No, it's not I who am ambivalent...its the data (as reported by WSJ).
WSJ headline yesterday (alerted through Twitter) was "Study: More Women Named to Boards". Being a huge advocate of more women on boards, I quickly read the report which said,
More good news at the end of the article, which, by the way was written by Erin White was, also from Julie Daum:
"Are more women moving into corporate boardrooms?
Good News: "At least one study says yes. In the first three months of the year, 38% of new directors – 38 of 101 appointments – were women, according to data compiled by quarterly journal Directors & Boards. That's the highest number and percentage since the publication began counting in 1994.
Women's share of board appointments has been climbing for the past two years and spiked in the most recent quarter, says James Kristie, editor of Directors & Boards. For all of 2007 and 2008, it averaged about 25%; in 2006 it was 18.5%..."
Good news challenged: "Others who follow new-director appointments aren't seeing a surge. Julie Daum, who heads the North American board services practice at executive search firm Spencer Stuart, says about 20% of its director placements in the past quarter were women, up only slightly from 17% to 18% in 2008."
"Boards are much more thoughtful about how they recruit – there's much more of a process in place where they define what they're looking for," she says. "Which is different from saying, 'We have an opening. Does anybody know who might be good?'"Glad to see that Kerrii Anderson, who was interim CEO at Wendy's joined the board of Chiquita Brands International. She's one of the CEOs I write about in my new book.
I occasionally correspond with Directors and Boards Editor and Associate Publisher Jim Kristie and he gave me a look at the news release from which Erin's article was written. Information not covered includes this that's worth a look:
“'Thirty-eight percent of new board appointees is an awesome number,” Kristie says. “I have been a champion of board diversity since becoming editor in 1981, and I hope this trend stays as strong as we have seen it in the first quarter.'” He adds that the data so far for April shows a near-even split of male/female board appointments.Thanks, Jim, for the good work you're doing to keep this issue on the radar screen. It's important because studies continue to show a correlation between improved performance and higher percentages of women on boards.
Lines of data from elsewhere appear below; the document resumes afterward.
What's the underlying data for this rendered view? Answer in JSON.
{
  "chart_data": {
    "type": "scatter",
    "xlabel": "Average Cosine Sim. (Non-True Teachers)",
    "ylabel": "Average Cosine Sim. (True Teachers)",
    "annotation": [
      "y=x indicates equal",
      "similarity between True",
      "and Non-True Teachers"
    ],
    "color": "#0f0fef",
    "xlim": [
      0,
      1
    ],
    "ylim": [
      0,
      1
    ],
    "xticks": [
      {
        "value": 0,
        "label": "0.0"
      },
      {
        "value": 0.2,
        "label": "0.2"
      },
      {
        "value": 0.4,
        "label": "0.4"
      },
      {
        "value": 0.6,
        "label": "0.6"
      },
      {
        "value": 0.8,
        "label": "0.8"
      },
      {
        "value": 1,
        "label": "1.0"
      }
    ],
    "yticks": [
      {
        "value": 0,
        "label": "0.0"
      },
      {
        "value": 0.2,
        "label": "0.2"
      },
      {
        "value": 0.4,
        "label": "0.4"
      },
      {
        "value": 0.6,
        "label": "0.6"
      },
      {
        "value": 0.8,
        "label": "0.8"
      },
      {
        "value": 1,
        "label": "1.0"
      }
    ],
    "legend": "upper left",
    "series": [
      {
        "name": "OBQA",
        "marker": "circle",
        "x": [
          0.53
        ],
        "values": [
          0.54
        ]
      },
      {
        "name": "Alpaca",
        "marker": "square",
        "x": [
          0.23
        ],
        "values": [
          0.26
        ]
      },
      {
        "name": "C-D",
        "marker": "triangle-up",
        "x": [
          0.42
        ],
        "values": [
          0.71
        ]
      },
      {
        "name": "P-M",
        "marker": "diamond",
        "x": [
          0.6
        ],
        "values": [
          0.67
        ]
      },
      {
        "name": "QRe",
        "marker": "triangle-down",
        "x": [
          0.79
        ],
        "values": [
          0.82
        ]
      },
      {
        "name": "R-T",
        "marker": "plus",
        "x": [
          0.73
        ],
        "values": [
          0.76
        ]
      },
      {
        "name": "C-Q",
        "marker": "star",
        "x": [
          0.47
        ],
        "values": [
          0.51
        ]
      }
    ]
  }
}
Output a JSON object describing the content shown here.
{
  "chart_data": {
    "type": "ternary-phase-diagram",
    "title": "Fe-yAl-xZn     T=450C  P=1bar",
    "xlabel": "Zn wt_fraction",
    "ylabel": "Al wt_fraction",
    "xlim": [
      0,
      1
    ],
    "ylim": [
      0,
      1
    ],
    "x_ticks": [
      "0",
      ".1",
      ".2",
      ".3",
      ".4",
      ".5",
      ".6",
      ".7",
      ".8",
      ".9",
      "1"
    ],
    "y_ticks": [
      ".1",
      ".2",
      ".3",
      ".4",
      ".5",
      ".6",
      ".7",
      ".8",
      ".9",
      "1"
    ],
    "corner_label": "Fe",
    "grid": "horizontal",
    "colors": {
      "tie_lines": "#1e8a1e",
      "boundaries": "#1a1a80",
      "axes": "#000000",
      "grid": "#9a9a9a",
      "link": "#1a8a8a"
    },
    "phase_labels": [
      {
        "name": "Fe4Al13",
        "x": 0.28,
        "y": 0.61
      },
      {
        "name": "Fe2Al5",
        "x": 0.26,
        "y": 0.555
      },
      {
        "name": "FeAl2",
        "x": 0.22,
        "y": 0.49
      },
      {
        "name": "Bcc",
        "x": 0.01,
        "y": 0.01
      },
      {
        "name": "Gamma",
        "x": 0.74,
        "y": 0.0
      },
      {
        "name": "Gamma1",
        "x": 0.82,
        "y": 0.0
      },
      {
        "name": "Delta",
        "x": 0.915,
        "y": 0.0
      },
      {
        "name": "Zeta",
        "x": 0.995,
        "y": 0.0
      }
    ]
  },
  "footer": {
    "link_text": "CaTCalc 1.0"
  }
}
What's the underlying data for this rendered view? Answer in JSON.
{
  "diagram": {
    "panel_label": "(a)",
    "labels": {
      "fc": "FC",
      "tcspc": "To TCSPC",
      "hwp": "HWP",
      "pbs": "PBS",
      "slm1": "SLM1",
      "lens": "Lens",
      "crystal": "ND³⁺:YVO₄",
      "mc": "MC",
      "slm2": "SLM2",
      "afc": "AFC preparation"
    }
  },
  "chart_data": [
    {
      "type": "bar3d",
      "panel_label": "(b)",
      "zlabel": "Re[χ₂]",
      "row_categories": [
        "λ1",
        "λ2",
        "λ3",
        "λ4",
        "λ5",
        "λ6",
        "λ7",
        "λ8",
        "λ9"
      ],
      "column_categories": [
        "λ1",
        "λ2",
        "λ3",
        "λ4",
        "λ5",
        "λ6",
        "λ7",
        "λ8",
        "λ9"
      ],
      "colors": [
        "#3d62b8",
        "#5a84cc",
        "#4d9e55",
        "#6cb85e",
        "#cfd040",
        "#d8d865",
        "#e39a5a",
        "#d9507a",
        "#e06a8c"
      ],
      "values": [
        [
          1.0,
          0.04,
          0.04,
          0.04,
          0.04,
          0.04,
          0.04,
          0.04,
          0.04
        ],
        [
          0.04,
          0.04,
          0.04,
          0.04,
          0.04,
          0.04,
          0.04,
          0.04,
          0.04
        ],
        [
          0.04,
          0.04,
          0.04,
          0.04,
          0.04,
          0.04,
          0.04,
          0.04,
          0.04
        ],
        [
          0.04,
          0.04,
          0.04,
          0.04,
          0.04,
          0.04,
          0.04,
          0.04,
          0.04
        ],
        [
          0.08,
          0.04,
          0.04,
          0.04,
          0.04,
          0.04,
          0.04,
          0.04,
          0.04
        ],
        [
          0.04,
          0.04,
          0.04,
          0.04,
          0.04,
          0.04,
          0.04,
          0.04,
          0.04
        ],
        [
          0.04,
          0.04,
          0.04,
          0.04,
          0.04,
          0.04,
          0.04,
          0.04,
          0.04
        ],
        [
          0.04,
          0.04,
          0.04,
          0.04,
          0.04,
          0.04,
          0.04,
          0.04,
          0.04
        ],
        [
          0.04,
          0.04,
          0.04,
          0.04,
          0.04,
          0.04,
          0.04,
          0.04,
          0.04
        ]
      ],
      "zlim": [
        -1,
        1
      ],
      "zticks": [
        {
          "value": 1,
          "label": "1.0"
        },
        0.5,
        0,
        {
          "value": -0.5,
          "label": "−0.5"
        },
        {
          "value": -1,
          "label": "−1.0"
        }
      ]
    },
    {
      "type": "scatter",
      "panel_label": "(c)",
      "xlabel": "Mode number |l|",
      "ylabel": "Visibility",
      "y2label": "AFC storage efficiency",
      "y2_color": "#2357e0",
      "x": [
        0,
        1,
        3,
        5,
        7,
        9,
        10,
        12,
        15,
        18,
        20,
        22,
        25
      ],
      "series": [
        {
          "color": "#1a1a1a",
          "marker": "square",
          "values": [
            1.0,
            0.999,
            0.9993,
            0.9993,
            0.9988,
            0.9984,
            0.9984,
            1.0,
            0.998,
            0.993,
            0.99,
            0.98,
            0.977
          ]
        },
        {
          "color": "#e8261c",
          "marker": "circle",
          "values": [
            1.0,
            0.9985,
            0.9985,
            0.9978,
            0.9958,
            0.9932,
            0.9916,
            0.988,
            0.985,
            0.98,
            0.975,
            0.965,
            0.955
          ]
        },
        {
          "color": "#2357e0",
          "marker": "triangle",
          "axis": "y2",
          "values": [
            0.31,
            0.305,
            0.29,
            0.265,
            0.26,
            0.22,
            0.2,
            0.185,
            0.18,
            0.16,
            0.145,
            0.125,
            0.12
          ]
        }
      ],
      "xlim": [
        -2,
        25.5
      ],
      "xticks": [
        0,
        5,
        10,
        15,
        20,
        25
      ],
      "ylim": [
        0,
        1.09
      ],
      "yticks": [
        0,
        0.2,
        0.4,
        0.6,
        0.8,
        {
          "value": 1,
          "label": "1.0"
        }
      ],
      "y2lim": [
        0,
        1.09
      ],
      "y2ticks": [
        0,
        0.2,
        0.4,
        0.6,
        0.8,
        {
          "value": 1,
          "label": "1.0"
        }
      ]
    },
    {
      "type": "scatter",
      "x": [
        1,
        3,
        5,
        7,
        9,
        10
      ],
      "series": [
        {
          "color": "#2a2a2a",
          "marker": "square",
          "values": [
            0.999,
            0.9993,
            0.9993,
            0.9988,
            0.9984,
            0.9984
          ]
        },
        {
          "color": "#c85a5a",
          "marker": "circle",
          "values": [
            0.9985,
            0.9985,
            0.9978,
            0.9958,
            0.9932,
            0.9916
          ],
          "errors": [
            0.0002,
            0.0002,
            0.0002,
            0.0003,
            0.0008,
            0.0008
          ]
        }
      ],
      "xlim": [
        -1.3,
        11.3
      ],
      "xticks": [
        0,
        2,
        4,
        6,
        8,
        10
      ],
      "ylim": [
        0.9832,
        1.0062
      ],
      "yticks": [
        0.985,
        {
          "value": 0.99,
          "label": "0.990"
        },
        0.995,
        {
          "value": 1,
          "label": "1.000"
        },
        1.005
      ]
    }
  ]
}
From 1994 until 2002, the percentage of women named to boards typically averaged in the low to mid-teens. For that first year, 1994, the total was 13 percent. In 1996 it dipped to 9 percent.
• A consistent uptick to the high teens began in 2002. Kristie speculates that this was an early reaction to the passage of the Sarbanes-Oxley (SOX) governance-tightening regulations in July of that year. SOX, he says, created new opportunities for women by stimulating a push for independent directors, as newly defined by the stock exchanges and the Securities and Exchange Commission, and for financial experts on boards.
• From 2003-2006 “the data veered widely,” Kristie says, with some quarters backsliding to the teens while other quarters hit 20-25 percent of board appointments being women.
• 2007 marked “the first solid breakthrough trend,” he says, with every quarter that year above 20 percent for women directors. For the whole year, the average was 25 percent, same as with 2008."